Pariaman, hantaran.Co–Ketua DPRD Kota Pariaman Muhajir Muslim menilai Hari Pers Nasional (HPN) 2026 menjadi momentum penting untuk menegaskan peran strategis pers dalam mendukung pembangunan daerah. Pers dinilai tidak hanya berfungsi sebagai penyampai informasi, tetapi juga sebagai mitra utama dalam memastikan arah kebijakan publik berjalan sesuai kebutuhan masyarakat.
Menurutnya, bagi DPRD Kota Pariaman, peringatan HPN menjadi pengingat bahwa pembangunan tidak bisa dilepaskan dari peran kontrol sosial media massa. Kehadiran pers membantu membuka ruang informasi sekaligus pengawasan terhadap jalannya program dan kebijakan pemerintah daerah.
Baca Juga : Ketua DPRD Sumbar Tampung Aspirasi Komunitas Ojol
“Pers adalah mitra strategis pembangunan. Melalui pemberitaan yang jujur dan berimbang, masyarakat bisa mengetahui arah kebijakan dan ikut mengawasi pembangunan Kota Pariaman agar berjalan sesuai kebutuhan rakyat,” ujar Muhajir Muslim saat diwawancarai terkait HPN 2026.
Ia menilai, dalam sistem demokrasi di daerah, pers memegang peranan penting sebagai jembatan komunikasi antara pemerintah, DPRD, dan masyarakat. Informasi yang disampaikan media dinilai mampu memperkuat partisipasi publik dalam proses kebijakan.
Kritik dan masukan yang disampaikan melalui pers, lanjutnya, menjadi bahan evaluasi bagi DPRD dalam menjalankan fungsi legislasi, penganggaran, dan pengawasan. Sorotan media justru mendorong lembaga legislatif bekerja lebih cermat dan transparan.

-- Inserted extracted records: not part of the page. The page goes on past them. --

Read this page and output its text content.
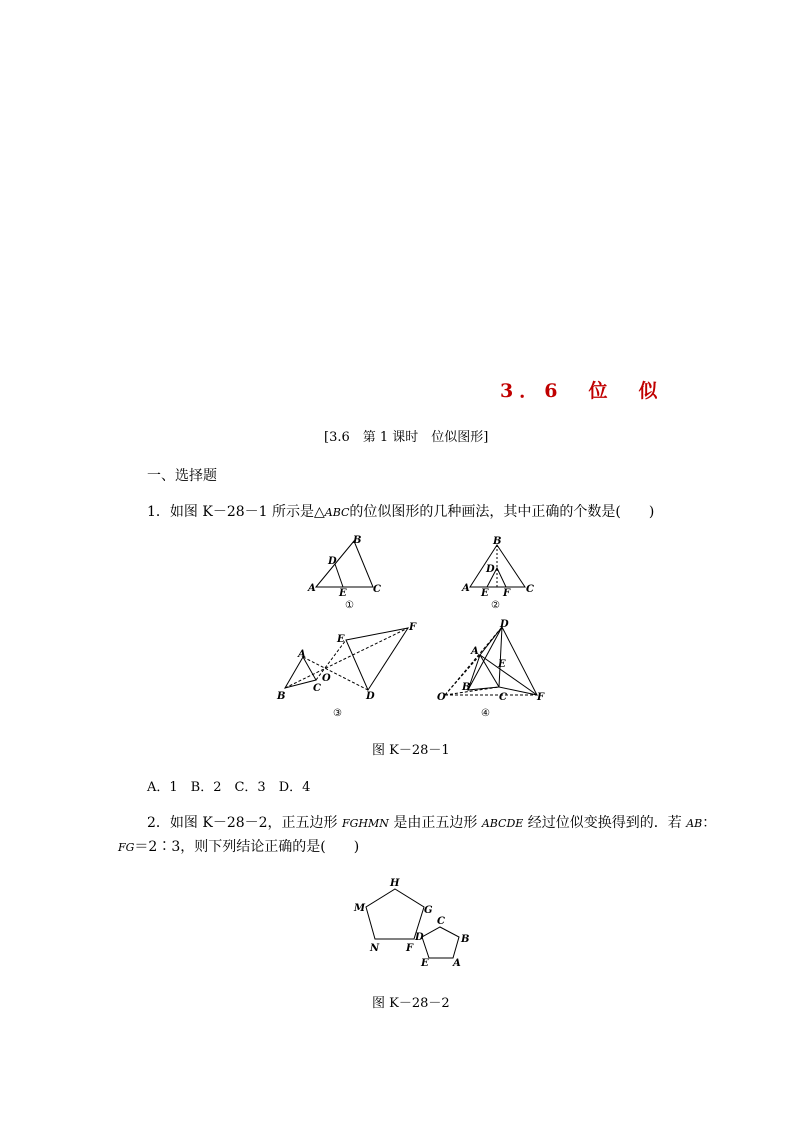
3．6　位　似
[3.6　第 1 课时　位似图形]
一、选择题
1．如图 K－28－1 所示是△ABC的位似图形的几种画法，其中正确的个数是(　　)
A
B
C
D
E
①
A
B
C
D
E F
②
A
B
C
O
D
E
F
③
A
B
C
O
D
E
F
④
图 K－28－1
A．1　B．2　C．3　D．4
2．如图 K－28－2，正五边形 FGHMN 是由正五边形 ABCDE 经过位似变换得到的．若 AB：
FG＝2∶3，则下列结论正确的是(　　)
H
M	G
N	F
C
D	B
E A
图 K－28－2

Muhajir menegaskan, setiap kebijakan publik perlu diketahui dan dipahami masyarakat luas. Dengan demikian, proses pengambilan keputusan tidak berjalan tertutup, melainkan tetap berada dalam pengawasan publik.
Terkait hubungan kelembagaan, ia menyebut kemitraan antara DPRD Kota Pariaman dan insan pers selama ini berjalan cukup baik. Media dinilai aktif meliput berbagai agenda dan kegiatan DPRD.
Informasi dari Pers Sering Jadi Bahan Pertimbangan DPRD
Selain itu, pers juga berperan dalam menyampaikan aspirasi masyarakat yang berkembang di lapangan. Informasi tersebut kerap menjadi bahan pertimbangan DPRD dalam membahas berbagai persoalan daerah.
“Alhamdulillah, kemitraan selama ini berjalan baik. Kami terbuka menerima konfirmasi maupun kritik dari pers demi perbaikan kinerja lembaga,” katanya.
Dalam hal keterbukaan informasi, DPRD Kota Pariaman berkomitmen menjalankan prinsip transparansi sesuai ketentuan yang berlaku. Akses informasi kepada media dan masyarakat terus didorong agar lebih mudah, cepat, dan akurat.
Menurut Muhajir, keterbukaan informasi menjadi salah satu kunci membangun kepercayaan publik terhadap lembaga legislatif. Masyarakat berhak mengetahui apa yang sedang dan akan dikerjakan DPRD.
Ia juga menyoroti tantangan pers lokal saat ini, terutama terkait keberlanjutan ekonomi media serta derasnya arus informasi di media sosial. Kondisi tersebut menuntut media tetap menjaga kualitas, profesionalisme, dan verifikasi informasi.
Pada momentum HPN 2026, Muhajir berpesan agar wartawan dan perusahaan pers tetap independen, berintegritas, dan berpihak pada kebenaran. Ia menilai perbedaan pers dahulu dan sekarang terletak pada kecepatan dan jangkauan teknologi, namun akurasi serta etika jurnalistik harus tetap menjadi landasan utama pemberitaan.